The step towards making the dream a reality came during a conversation with a patient four years ago, when she was asked what she would do to fight MND if she had £20m. "I described my vision of the Institute and she decided at that moment to help me achieve it," she said. "We decided to name it The Sheffield Institute of Translational Neuroscience (SITraN), meaning scientific developments emerging from experimental work in the laboratory will be translated into effective forms of treatment."

Building on research already being carried out at the University of Sheffield, the centre will double the amount of laboratory space, and increase the staff from 80 to 150 within three years. Working with universities here and in America, pharmaceutical companies and charities, Professor Shaw believes that more effective therapies could be available in five years, with a cure its ultimate aim. "I am of course cautious about raising hopes and of predicting the timescale that will be required for the development of a curative therapy," she says, "but that is what we will be aiming towards in SITraN. The pace of research for people facing MND and their families is painfully and frustratingly slow. I imagine that the creation of SITraN will bring a feeling of hope and relief that MND is beginning to get the attention it deserves."

We as a family can't wish my mum was still alive today, as the disease is so cruel and debilitating that by the end it wasn't much of a life at all. But we can find comfort in this venture as a place offering the first thing we were robbed of with that crushing diagnosis: hope.

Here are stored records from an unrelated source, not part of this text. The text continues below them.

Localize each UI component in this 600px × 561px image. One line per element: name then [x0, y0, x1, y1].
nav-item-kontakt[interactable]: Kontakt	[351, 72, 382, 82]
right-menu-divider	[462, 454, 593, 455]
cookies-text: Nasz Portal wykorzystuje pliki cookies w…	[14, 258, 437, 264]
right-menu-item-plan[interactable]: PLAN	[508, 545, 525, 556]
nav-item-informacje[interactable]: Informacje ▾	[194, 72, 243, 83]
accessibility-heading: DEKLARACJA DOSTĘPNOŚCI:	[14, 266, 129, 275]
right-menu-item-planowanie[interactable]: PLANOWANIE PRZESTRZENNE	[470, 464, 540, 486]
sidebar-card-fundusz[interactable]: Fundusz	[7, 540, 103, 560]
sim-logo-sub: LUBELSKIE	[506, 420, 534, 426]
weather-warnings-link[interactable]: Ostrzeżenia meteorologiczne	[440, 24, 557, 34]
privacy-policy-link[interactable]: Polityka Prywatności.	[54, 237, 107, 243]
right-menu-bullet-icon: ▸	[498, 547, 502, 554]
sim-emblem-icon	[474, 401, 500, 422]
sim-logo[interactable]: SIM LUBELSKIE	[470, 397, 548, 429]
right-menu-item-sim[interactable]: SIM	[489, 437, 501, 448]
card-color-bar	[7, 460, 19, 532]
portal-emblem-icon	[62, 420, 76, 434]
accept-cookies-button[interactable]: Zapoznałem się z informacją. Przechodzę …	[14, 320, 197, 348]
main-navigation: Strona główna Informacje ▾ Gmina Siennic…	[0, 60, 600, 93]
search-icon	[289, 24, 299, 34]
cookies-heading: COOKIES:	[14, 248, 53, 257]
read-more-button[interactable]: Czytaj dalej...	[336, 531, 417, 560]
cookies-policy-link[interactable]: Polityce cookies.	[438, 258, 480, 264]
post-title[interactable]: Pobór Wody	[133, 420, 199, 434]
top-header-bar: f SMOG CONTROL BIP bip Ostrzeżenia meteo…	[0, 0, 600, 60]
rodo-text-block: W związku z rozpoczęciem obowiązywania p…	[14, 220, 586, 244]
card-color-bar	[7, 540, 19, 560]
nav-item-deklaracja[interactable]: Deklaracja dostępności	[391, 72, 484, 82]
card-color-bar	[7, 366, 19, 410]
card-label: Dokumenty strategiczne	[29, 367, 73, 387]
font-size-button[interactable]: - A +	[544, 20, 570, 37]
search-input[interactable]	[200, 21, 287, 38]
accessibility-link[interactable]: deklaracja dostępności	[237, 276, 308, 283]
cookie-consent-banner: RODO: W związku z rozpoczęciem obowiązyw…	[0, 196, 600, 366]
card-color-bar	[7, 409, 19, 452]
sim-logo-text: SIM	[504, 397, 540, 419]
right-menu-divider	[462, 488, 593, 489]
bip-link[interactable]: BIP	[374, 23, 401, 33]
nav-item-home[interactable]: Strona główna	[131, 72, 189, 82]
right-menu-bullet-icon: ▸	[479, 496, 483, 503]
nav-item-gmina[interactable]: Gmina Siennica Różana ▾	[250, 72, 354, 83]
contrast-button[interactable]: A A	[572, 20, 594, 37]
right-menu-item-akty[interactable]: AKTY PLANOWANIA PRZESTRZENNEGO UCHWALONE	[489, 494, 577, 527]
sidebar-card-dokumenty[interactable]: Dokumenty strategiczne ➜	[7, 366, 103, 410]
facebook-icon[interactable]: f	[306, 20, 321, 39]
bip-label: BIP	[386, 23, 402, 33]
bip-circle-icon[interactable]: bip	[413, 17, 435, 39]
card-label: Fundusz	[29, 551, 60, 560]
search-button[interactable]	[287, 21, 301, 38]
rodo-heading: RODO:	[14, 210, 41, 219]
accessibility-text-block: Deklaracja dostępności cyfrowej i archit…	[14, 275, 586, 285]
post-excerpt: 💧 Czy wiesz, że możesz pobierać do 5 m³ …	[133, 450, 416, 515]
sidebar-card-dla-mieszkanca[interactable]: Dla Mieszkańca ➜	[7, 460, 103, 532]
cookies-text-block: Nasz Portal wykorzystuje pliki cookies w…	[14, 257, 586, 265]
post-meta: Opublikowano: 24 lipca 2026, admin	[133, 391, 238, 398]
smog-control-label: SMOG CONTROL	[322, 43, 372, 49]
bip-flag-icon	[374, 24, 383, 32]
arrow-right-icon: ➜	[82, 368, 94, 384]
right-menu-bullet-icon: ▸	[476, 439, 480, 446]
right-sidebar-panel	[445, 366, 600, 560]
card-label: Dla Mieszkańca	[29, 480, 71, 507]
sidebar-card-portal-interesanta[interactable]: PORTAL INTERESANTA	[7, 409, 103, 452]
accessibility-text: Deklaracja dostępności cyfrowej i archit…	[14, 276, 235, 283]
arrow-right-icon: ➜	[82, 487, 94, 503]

To donate to SITraN, go to Sifoundation.com

MND: The doctors' biggest enemy

* Motor neurone disease is a neurological condition for which there is no effective treatment and no cure.

* Every week in the UK, 35 people are diagnosed with MND and a further 35 people will die of the disease.

* The average sufferer will live for two years after diagnosis. Only 10 per cent of sufferers live for more than five years.

* The muscles waste away and patients eventually die from weakness and paralysis of their breathing muscles.

* In Britain between 1999 and 2004, 6,000 people died from MND, 4,200 from HIV/Aids and 92 from vCJD.

* During this time £33m was spent looking into vCJD, £45m on HIV/Aids and £8m on MND.